In particular, we observed that many fundamental processes involved in organ movement, respiration and metabolism were dramatically down-regulated in the six postmortem tissue types, with a number ranged from 6 (heart) to 72 (kidney) (Fig. 4a). In total, there were 15 basic processes, such as actin filament-based movement (GO:0030048), NADH metabolic process (GO:0006734) and glucose catabolic process (GO:0006007), were significantly down-regulated in ≥ 4 tissue types (Fig. 4d and Table S5). Based on these results, it could be proposed that brain and heart were less affected by COVID-19 in the aspects of the numbers of DEPs and altered processes, whereas in addition to lung, kidney and liver also significantly affected (Fig. 3e and 4a). Taken together, these results indicate that the responses of distinct tissues in response to COVID-19 are different in critically ill conditions.
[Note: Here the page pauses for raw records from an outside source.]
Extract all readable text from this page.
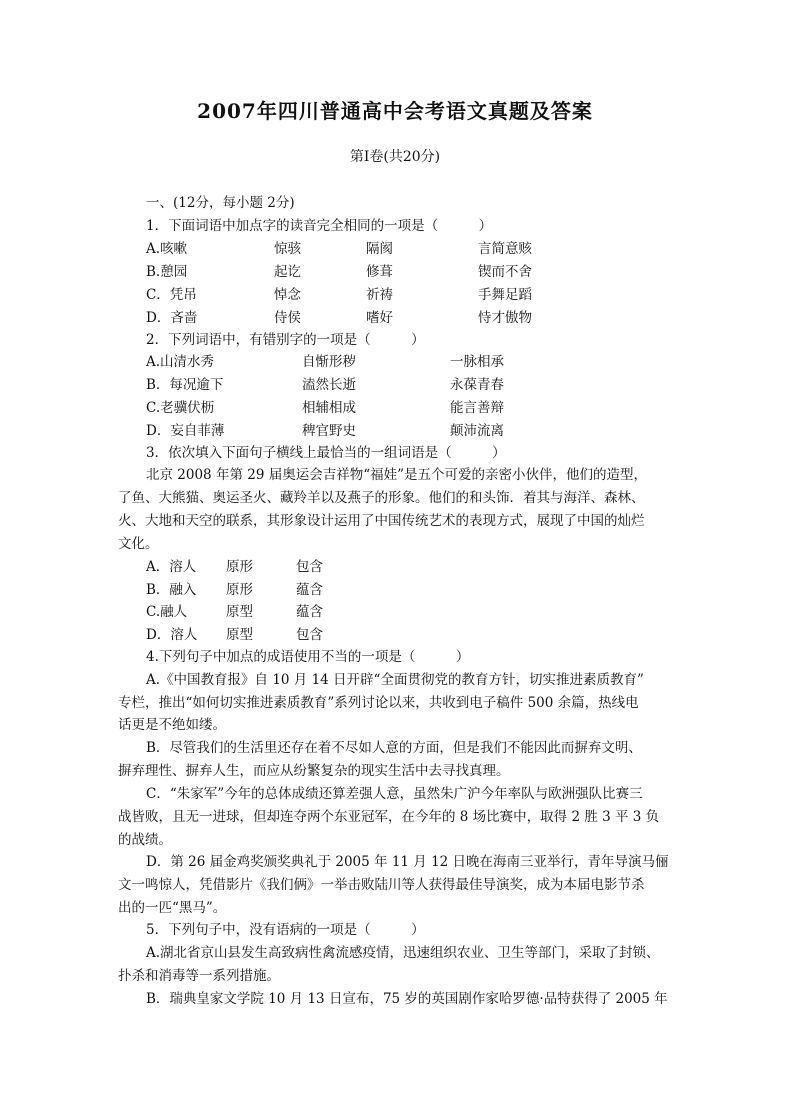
2007年四川普通高中会考语文真题及答案
第Ⅰ卷(共20分)
一、(12分，每小题 2分)
1．下面词语中加点字的读音完全相同的一项是（　　　）
A.咳嗽	惊骇	隔阂	言简意赅
B.憩园	起讫	修葺	锲而不舍
C．凭吊	悼念	祈祷	手舞足蹈
D．吝啬	侍侯	嗜好	恃才傲物
2．下列词语中，有错别字的一项是（　　　）
A.山清水秀	自惭形秽	一脉相承
B．每况逾下	溘然长逝	永葆青春
C.老骥伏枥	相辅相成	能言善辩
D．妄自菲薄	稗官野史	颠沛流离
3．依次填入下面句子横线上最恰当的一组词语是（　　　）
北京 2008 年第 29 届奥运会吉祥物“福娃”是五个可爱的亲密小伙伴，他们的造型，
了鱼、大熊猫、奥运圣火、藏羚羊以及燕子的形象。他们的和头饰．着其与海洋、森林、
火、大地和天空的联系，其形象设计运用了中国传统艺术的表现方式，展现了中国的灿烂
文化。
A．溶人 原形	包含
B．融入 原形	蕴含
C.融人	原型	蕴含
D．溶人 原型	包含
4.下列句子中加点的成语使用不当的一项是（　　　）
A.《中国教育报》自 10 月 14 日开辟“全面贯彻党的教育方针，切实推进素质教育”
专栏，推出“如何切实推进素质教育”系列讨论以来，共收到电子稿件 500 余篇，热线电
话更是不绝如缕。
B．尽管我们的生活里还存在着不尽如人意的方面，但是我们不能因此而摒弃文明、
摒弃理性、摒弃人生，而应从纷繁复杂的现实生活中去寻找真理。
C．“朱家军”今年的总体成绩还算差强人意，虽然朱广沪今年率队与欧洲强队比赛三
战皆败，且无一进球，但却连夺两个东亚冠军，在今年的 8 场比赛中，取得 2 胜 3 平 3 负
的战绩。
D．第 26 届金鸡奖颁奖典礼于 2005 年 11 月 12 日晚在海南三亚举行，青年导演马俪
文一鸣惊人，凭借影片《我们俩》一举击败陆川等人获得最佳导演奖，成为本届电影节杀
出的一匹“黑马”。
5．下列句子中，没有语病的一项是（　　　）
A.湖北省京山县发生高致病性禽流感疫情，迅速组织农业、卫生等部门，采取了封锁、
扑杀和消毒等一系列措施。
B．瑞典皇家文学院 10 月 13 日宣布，75 岁的英国剧作家哈罗德·品特获得了 2005 年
A COVID-19-associated protein-protein interaction network
We sought to map the protein-protein interactions between SARS-CoV-2-encoded proteins and DEPs by using a published interactome data of SARS-CoV-2 proteins 31. We obtained 110 known virus-host protein-protein interactions (PPIs) between 23 viral proteins and 110 interacting DEPs differentially regulated in postmortem lung tissues (Table S6). Other lung DEPs were also included for modeling an integrative virus-host molecular network. As shown in Fig. 5, these interacting DEPs were classified into 6 groups according to their functions, including immune response, metabolic process, transcription/translation, cell signaling/development, transport, and cytoskeleton organization, which are participate in almost all the major biological functions in host. Moreover, Gene Ontology (GO) analysis showed that these DEPs were generally involved in several immune response-related processes, including Rab protein signal transduction, blood coagulation and neutrophil degranulation (Fig. S6 and Table S7), which are consistent with the previous findings that cytokine storm, alveolar macrophage activation, intravascular coagulation and microthrombosis are frequently presented in severe COVID-19 cases13,32. Together, these results suggest that SARS- CoV-2-encoded proteins might directly affected the functions of the interacting host proteins in infected lungs.